TO HIS COY MISTRESS as a metaphysical poem



Marvell’s achievement in English poetry is supported by very few poems, which focus on things relating to Renaissance understanding of love as a pervasive metaphysical principle, a faculty or even a potential fulfillment implied, an understanding of the magic on which the whole universe seems to have been constructed. The Renaissance concept of love follows from Platonic premises, which are explained by Diotima in Plato’s Symposium. But we also discover the synthesis of classical and medieval forms of literary artifacts in the Elizabethan poetry. Again Marvell had the supreme command of the comic medium of poetry, which characterizes such distinguished writers of metaphysical school as Herick, Lovelace and Suckling, whose poetry was comparatively free from more serious moral concern; on the other hand, Marvell’s poetry has a genuine transcendental bias, even a doctrinal tension in love as in Donne, and finally a masculine strength in the verbal articulation of poetry.

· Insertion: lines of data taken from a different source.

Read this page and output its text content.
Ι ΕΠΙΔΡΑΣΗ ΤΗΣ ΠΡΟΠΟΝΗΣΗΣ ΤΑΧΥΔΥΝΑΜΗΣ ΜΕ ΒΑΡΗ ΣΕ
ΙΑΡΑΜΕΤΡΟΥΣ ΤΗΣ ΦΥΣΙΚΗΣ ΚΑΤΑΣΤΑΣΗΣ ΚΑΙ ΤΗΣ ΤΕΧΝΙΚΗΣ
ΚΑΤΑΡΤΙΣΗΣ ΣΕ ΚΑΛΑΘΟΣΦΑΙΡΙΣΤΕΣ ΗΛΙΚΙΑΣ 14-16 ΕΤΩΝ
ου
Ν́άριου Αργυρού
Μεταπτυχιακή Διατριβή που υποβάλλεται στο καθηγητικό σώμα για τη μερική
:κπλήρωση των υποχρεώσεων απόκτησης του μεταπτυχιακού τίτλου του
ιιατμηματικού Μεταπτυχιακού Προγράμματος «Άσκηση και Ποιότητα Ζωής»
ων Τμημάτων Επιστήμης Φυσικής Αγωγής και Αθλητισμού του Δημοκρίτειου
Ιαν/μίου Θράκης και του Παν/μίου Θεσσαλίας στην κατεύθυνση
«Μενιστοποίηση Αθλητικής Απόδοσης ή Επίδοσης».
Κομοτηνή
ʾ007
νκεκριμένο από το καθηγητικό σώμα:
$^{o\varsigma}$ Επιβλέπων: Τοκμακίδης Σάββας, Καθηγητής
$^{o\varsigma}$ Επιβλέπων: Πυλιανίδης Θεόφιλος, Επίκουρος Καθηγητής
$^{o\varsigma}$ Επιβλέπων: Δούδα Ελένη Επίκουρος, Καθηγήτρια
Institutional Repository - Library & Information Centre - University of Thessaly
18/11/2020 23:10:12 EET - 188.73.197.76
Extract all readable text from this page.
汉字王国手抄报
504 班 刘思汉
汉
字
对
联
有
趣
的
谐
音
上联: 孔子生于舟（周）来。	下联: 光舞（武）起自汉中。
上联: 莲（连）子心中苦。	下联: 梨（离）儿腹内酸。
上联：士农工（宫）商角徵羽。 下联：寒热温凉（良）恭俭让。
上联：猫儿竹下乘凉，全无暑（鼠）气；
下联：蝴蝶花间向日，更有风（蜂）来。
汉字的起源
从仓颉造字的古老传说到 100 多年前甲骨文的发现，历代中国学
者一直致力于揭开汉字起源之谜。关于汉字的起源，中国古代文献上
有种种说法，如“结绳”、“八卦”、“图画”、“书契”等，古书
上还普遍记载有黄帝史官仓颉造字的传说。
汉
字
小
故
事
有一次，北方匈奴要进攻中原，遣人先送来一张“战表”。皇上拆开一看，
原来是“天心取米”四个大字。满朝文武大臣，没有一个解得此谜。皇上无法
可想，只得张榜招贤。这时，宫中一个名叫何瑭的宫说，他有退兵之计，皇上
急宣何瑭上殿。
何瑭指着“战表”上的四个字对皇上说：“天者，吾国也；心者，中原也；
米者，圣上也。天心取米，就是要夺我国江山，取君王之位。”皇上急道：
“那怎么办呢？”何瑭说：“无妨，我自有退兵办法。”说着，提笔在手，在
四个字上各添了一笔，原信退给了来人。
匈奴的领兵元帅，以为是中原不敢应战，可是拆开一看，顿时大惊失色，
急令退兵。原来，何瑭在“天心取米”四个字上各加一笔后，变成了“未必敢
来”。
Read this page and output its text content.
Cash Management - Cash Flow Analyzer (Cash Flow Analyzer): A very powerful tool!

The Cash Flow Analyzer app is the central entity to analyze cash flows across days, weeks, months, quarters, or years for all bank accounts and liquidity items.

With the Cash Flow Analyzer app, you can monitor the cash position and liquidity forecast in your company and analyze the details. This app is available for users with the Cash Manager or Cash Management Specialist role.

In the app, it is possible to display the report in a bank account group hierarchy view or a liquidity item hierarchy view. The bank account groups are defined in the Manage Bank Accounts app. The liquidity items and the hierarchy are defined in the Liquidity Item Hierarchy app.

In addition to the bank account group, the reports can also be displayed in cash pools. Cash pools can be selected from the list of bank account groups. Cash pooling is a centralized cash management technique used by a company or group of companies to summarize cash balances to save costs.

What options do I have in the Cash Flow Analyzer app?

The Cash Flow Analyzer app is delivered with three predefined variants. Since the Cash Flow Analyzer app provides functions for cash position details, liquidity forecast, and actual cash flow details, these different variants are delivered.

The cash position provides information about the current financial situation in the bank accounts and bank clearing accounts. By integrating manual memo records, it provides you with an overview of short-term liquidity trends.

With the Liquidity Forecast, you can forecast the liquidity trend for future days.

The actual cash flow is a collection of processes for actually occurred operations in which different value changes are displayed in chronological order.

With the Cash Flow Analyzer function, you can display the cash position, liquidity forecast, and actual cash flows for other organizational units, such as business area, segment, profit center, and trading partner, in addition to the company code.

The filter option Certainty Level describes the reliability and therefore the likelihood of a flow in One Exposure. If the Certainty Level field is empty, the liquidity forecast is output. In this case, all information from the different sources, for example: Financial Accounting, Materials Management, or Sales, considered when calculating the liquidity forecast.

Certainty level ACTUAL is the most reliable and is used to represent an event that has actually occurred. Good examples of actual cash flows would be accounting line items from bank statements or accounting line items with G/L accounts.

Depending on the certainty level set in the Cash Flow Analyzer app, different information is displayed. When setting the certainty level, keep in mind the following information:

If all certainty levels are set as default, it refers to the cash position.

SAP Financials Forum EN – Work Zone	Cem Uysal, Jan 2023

To His Coy Mistress consists of separate sections or stanzas linked in syllogistic chain, and employs those standard terms of reference, which were used by Aristotle to illustrate the validity of truth in Inductive Logic. The first movement of the poem is introduced by the supposition “had we”and continues to enlist a series of hyperboles, which suggests that, if they had a sufficient expanse of time and space in their hand—the lovers could desist consummation wit sweet admirations and shy denials. The fundamental opposition to amorous dallying is posed by the consciousness of the brevity of human life. The anxiety generated by the sense that life is short, dismissive of human interest, provides some of the basic themes for poetry in classical antiquity. Horace introduced the carpe diem theme in his odes, one of which contains the famous lines including the phrase, which translated stands for an appeal to “seize the day,”
“Carpe diem of credula …minimum posters.”
What Horace actually suggests is a need for the stoical endurance of life, an ascetic possession of the self. But in Marvell’s poem the stoical carpe diem has been transformed and grafted on to the context of love.
In the first section, however, the persuasion to love is mildly stated. The poet says: “My vegetable love should grow Vaster than empire and more slow.”
That Marvell understands that his love for the ministers is not merely of vegetative nature but also of a spiritual one is indeed significant for the proper understanding of the poem. This is a love, which is cosmic and eternally oriented, as Donne had also stated in The Extasie:
“Love’s mysteries in souls do grow But yet the body is his book.” Donne is here speaking of Platonic love in its purest definition, that is, a graduation from the bodily to the universal, and from particular to general love.
The deliberate emphasis on the absurd statements in the first stanza is countered by the opening couplets in the second:
“But at my back I always hear Time’s winged chariot hurrying near.” Not only this Time’s devastating march is conceived in ghastly terms in an almost existential annihilation: “And yonder all before us Deserts of vast Eternitie.”
It is this counterargument, which provides the emotional basis for the poet’s attitude to love in the poem. The conclusions of things are, after all, negative and negating—the termination of life in the grave offers no hope. From the perspective of the non-believer, the decision to make best possible use of time is merely hedonistic. But Marvell’s intention is fraught with more philosophical suggestiveness. We are reminded of Donne’s remark that there is no working in dark night, meaning that spiritual self is helpless without the body and it is only on our existence as flesh and blood that we can exert our will power.
The proposition that the lovers should concentrate their energies “up into a ball”—is, in fact, a reference to emblematic imagery common throughout the Renaissance. The fired cannon ball symbolizes wisdom or prudence—wisdom, especially of the kind that suggests a freedom from the operation of transient natural form. In pleading to the mistress to be constituted as a ball and fired, the speaker hints at an usual sexual consummation of their love, but this is not the only wisdom, which the lovers are capable of achieving. Consistent with the Platonic form f the poem, it may be inferred that Marvell is also thinking of harnessing the spiritual potential in order to give to it a meaningful release at a proper time. According to some Neo-Platonists, the mode of conserving and employing one’s energies in consonance with the forces of permanence and eternity in nature was one of the primary awareness of wise man. Marvell embodies this idea in the last image and significantly the lovers seem to have defied time:
“Thus, though we cannot make our sun Stand still yet we will make him run.”
The defiance is not in the fact that the functional property of time has been retarded, but in the fact, which is more insulting to time’s capacity. The lovers will make the sun run with more speed, but the passage of days achieved by this will not have its effect on the permanence, which the prudent lovers will have in their possession.